Industry representatives suggested the need for a framework to guide sponsors on how to prioritize work on the product quality/CMC side under RTOR.
Karen Jones, vice president and global head of the product development faster filing office at Genentech Inc. and Roche, suggested sponsors may need to begin such planning on the quality side even before pivotal trial results are in hand.

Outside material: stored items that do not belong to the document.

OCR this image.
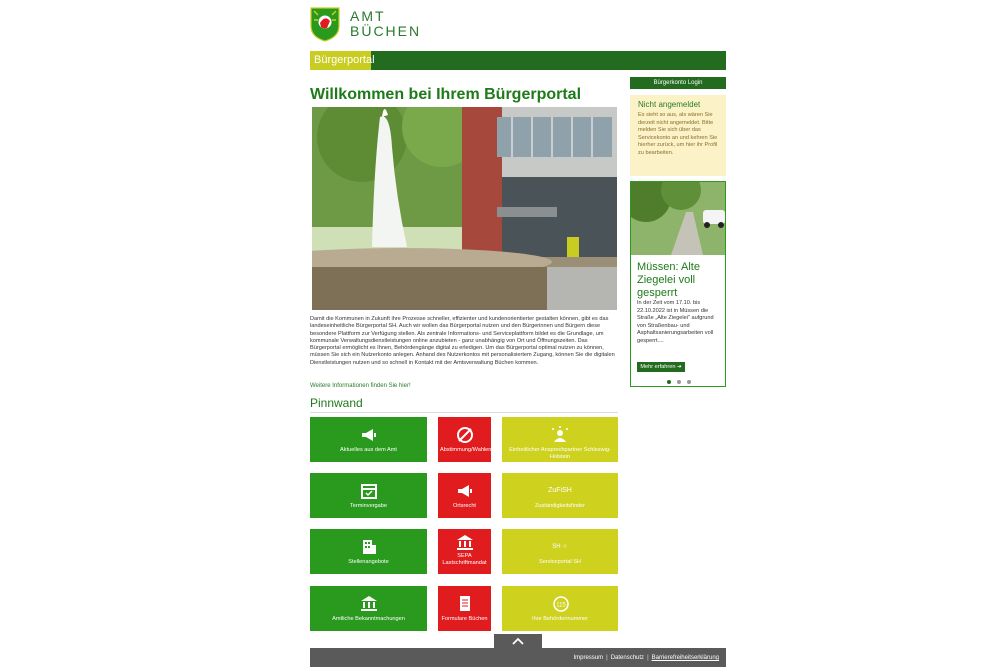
AMT
BÜCHEN
Bürgerportal
Willkommen bei Ihrem Bürgerportal
Damit die Kommunen in Zukunft ihre Prozesse schneller, effizienter und kundenorientierter gestalten können, gibt es das landeseinheitliche Bürgerportal SH. Auch wir wollen das Bürgerportal nutzen und den Bürgerinnen und Bürgern diese besondere Plattform zur Verfügung stellen. Als zentrale Informations- und Serviceplattform bildet es die Grundlage, um kommunale Verwaltungsdienstleistungen online anzubieten - ganz unabhängig von Ort und Öffnungszeiten. Das Bürgerportal ermöglicht es Ihnen, Behördengänge digital zu erledigen. Um das Bürgerportal optimal nutzen zu können, müssen Sie sich ein Nutzerkonto anlegen. Anhand des Nutzerkontos mit personalisiertem Zugang, können Sie die digitalen Dienstleistungen nutzen und so schnell in Kontakt mit der Amtsverwaltung Büchen kommen.
Weitere Informationen finden Sie hier!
Pinnwand
Aktuelles aus dem Amt	Abstimmung/Wahlen	Einheitlicher Ansprechpartner Schleswig-Holstein
Terminvergabe	Ortsrecht
ZuFiSH
Zuständigkeitsfinder
Stellenangebote
SEPA Lastschriftmandat
SH ☆
Serviceportal SH
Amtliche Bekanntmachungen	Formulare Büchen
115
Ihre Behördennummer
Bürgerkonto Login
Nicht angemeldet
Es sieht so aus, als wären Sie derzeit nicht angemeldet. Bitte melden Sie sich über das Servicekonto an und kehren Sie hierher zurück, um hier ihr Profil zu bearbeiten.
Müssen: Alte Ziegelei voll gesperrt
In der Zeit vom 17.10. bis 22.10.2022 ist in Müssen die Straße „Alte Ziegelei" aufgrund von Straßenbau- und Asphaltsanierungsarbeiten voll gesperrt....
Mehr erfahren ➔
Impressum | Datenschutz | Barrierefreiheitserklärung
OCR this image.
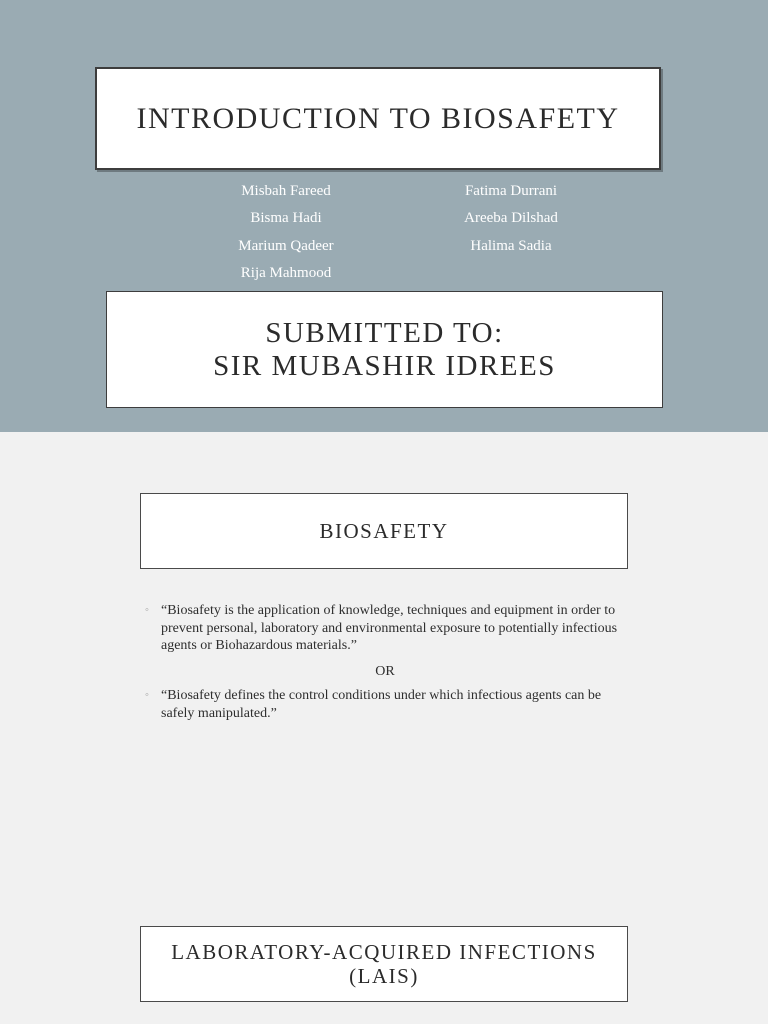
INTRODUCTION TO BIOSAFETY
Misbah Fareed
Bisma Hadi
Marium Qadeer
Rija Mahmood
Fatima Durrani
Areeba Dilshad
Halima Sadia
SUBMITTED TO:
SIR MUBASHIR IDREES
BIOSAFETY
◦ “Biosafety is the application of knowledge, techniques and equipment in order to prevent personal, laboratory and environmental exposure to potentially infectious agents or Biohazardous materials.”
OR
◦ “Biosafety defines the control conditions under which infectious agents can be safely manipulated.”
LABORATORY-ACQUIRED INFECTIONS
(LAIS)
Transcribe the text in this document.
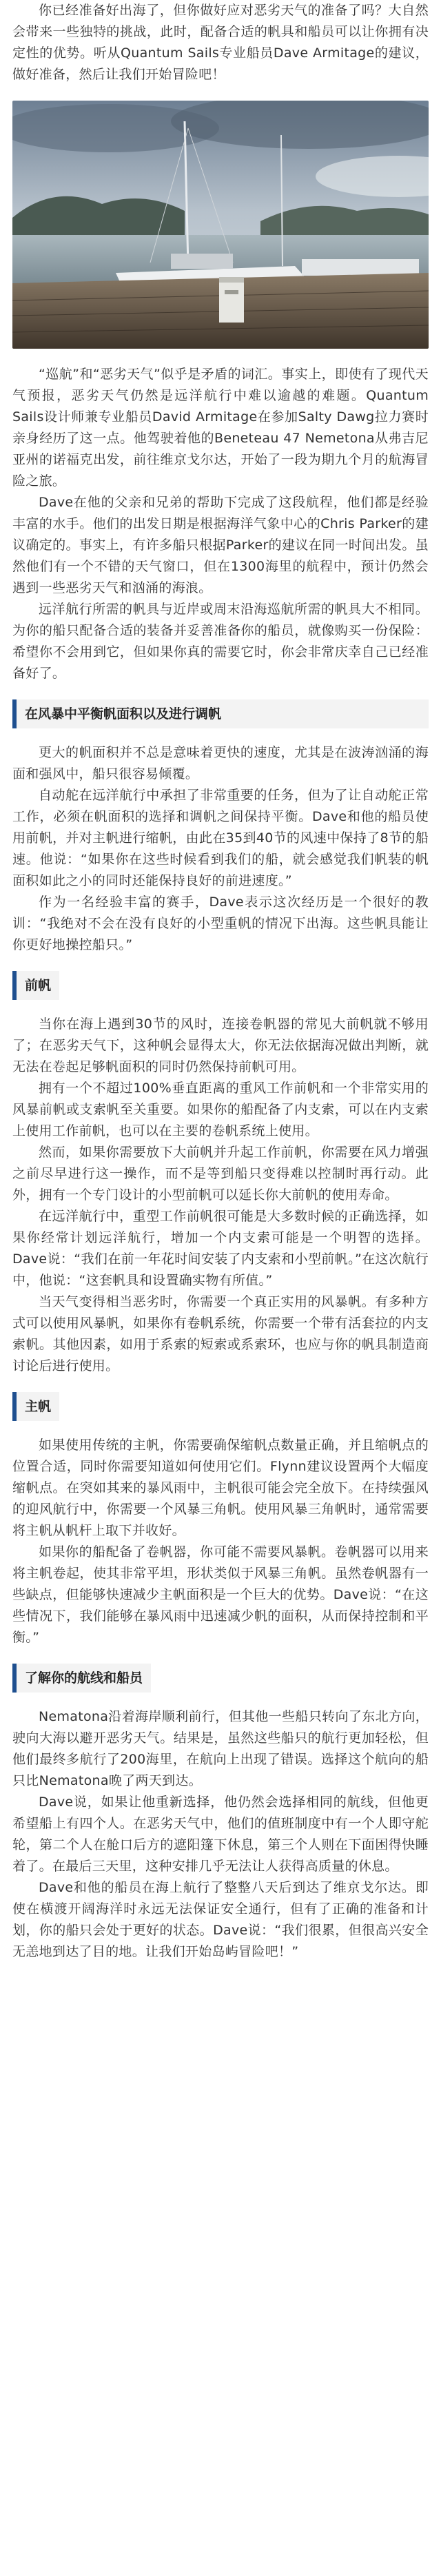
你已经准备好出海了，但你做好应对恶劣天气的准备了吗？大自然会带来一些独特的挑战，此时，配备合适的帆具和船员可以让你拥有决定性的优势。听从Quantum Sails专业船员Dave Armitage的建议，做好准备，然后让我们开始冒险吧！

“巡航”和“恶劣天气”似乎是矛盾的词汇。事实上，即使有了现代天气预报，恶劣天气仍然是远洋航行中难以逾越的难题。Quantum Sails设计师兼专业船员David Armitage在参加Salty Dawg拉力赛时亲身经历了这一点。他驾驶着他的Beneteau 47 Nemetona从弗吉尼亚州的诺福克出发，前往维京戈尔达，开始了一段为期九个月的航海冒险之旅。

Dave在他的父亲和兄弟的帮助下完成了这段航程，他们都是经验丰富的水手。他们的出发日期是根据海洋气象中心的Chris Parker的建议确定的。事实上，有许多船只根据Parker的建议在同一时间出发。虽然他们有一个不错的天气窗口，但在1300海里的航程中，预计仍然会遇到一些恶劣天气和汹涌的海浪。

远洋航行所需的帆具与近岸或周末沿海巡航所需的帆具大不相同。为你的船只配备合适的装备并妥善准备你的船员，就像购买一份保险：希望你不会用到它，但如果你真的需要它时，你会非常庆幸自己已经准备好了。

在风暴中平衡帆面积以及进行调帆

更大的帆面积并不总是意味着更快的速度，尤其是在波涛汹涌的海面和强风中，船只很容易倾覆。

自动舵在远洋航行中承担了非常重要的任务，但为了让自动舵正常工作，必须在帆面积的选择和调帆之间保持平衡。Dave和他的船员使用前帆，并对主帆进行缩帆，由此在35到40节的风速中保持了8节的船速。他说：“如果你在这些时候看到我们的船，就会感觉我们帆装的帆面积如此之小的同时还能保持良好的前进速度。”

作为一名经验丰富的赛手，Dave表示这次经历是一个很好的教训：“我绝对不会在没有良好的小型重帆的情况下出海。这些帆具能让你更好地操控船只。”

前帆

当你在海上遇到30节的风时，连接卷帆器的常见大前帆就不够用了；在恶劣天气下，这种帆会显得太大，你无法依据海况做出判断，就无法在卷起足够帆面积的同时仍然保持前帆可用。

拥有一个不超过100%垂直距离的重风工作前帆和一个非常实用的风暴前帆或支索帆至关重要。如果你的船配备了内支索，可以在内支索上使用工作前帆，也可以在主要的卷帆系统上使用。

然而，如果你需要放下大前帆并升起工作前帆，你需要在风力增强之前尽早进行这一操作，而不是等到船只变得难以控制时再行动。此外，拥有一个专门设计的小型前帆可以延长你大前帆的使用寿命。

在远洋航行中，重型工作前帆很可能是大多数时候的正确选择，如果你经常计划远洋航行，增加一个内支索可能是一个明智的选择。Dave说：“我们在前一年花时间安装了内支索和小型前帆。”在这次航行中，他说：“这套帆具和设置确实物有所值。”

当天气变得相当恶劣时，你需要一个真正实用的风暴帆。有多种方式可以使用风暴帆，如果你有卷帆系统，你需要一个带有活套拉的内支索帆。其他因素，如用于系索的短索或系索环，也应与你的帆具制造商讨论后进行使用。

主帆

如果使用传统的主帆，你需要确保缩帆点数量正确，并且缩帆点的位置合适，同时你需要知道如何使用它们。Flynn建议设置两个大幅度缩帆点。在突如其来的暴风雨中，主帆很可能会完全放下。在持续强风的迎风航行中，你需要一个风暴三角帆。使用风暴三角帆时，通常需要将主帆从帆杆上取下并收好。

如果你的船配备了卷帆器，你可能不需要风暴帆。卷帆器可以用来将主帆卷起，使其非常平坦，形状类似于风暴三角帆。虽然卷帆器有一些缺点，但能够快速减少主帆面积是一个巨大的优势。Dave说：“在这些情况下，我们能够在暴风雨中迅速减少帆的面积，从而保持控制和平衡。”

了解你的航线和船员

Nematona沿着海岸顺利前行，但其他一些船只转向了东北方向，驶向大海以避开恶劣天气。结果是，虽然这些船只的航行更加轻松，但他们最终多航行了200海里，在航向上出现了错误。选择这个航向的船只比Nematona晚了两天到达。

Dave说，如果让他重新选择，他仍然会选择相同的航线，但他更希望船上有四个人。在恶劣天气中，他们的值班制度中有一个人即守舵轮，第二个人在舱口后方的遮阳篷下休息，第三个人则在下面困得快睡着了。在最后三天里，这种安排几乎无法让人获得高质量的休息。

Dave和他的船员在海上航行了整整八天后到达了维京戈尔达。即使在横渡开阔海洋时永远无法保证安全通行，但有了正确的准备和计划，你的船只会处于更好的状态。Dave说：“我们很累，但很高兴安全无恙地到达了目的地。让我们开始岛屿冒险吧！”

Under the current RTOR timeline, a sponsor sees the clinical data then has a conversation with FDA to find out if it’s going to be accepted, with the idea being that the regulatory process will accelerate from that point, Jones said. “I think the reality is … you have to actually make decisions within the organization even before the data comes in if we’re going to try to make some of these timelines.”
“We need to be able to launch these molecules” at the time of approval, Jones said. “The last place you want to be is having an FDA approval and not being able to launch.”
Pazdur suggested that top-line pivotal efficacy results should be the trigger for interactions under RTOR.
“It may pay when you know the top-line results to contact us immediately because all of our interests are based on big effect size or unmet medical need,” he said. “If we know that from the very beginning, even before you have your data lock, before you even clean the data, generally these don’t disappear.”
Such a phone call could start the process for planning manufacturing and clinical site inspections, Pazdur said. “The manufacturing and the clinical discussion are something that have to be planned out. These are rate limiting steps” that would benefit from additional lead time for the agency.
“We need to consider what data would we share prospectively that we don’t already share today, that would actually help the FDA do their job” sooner, Jones said.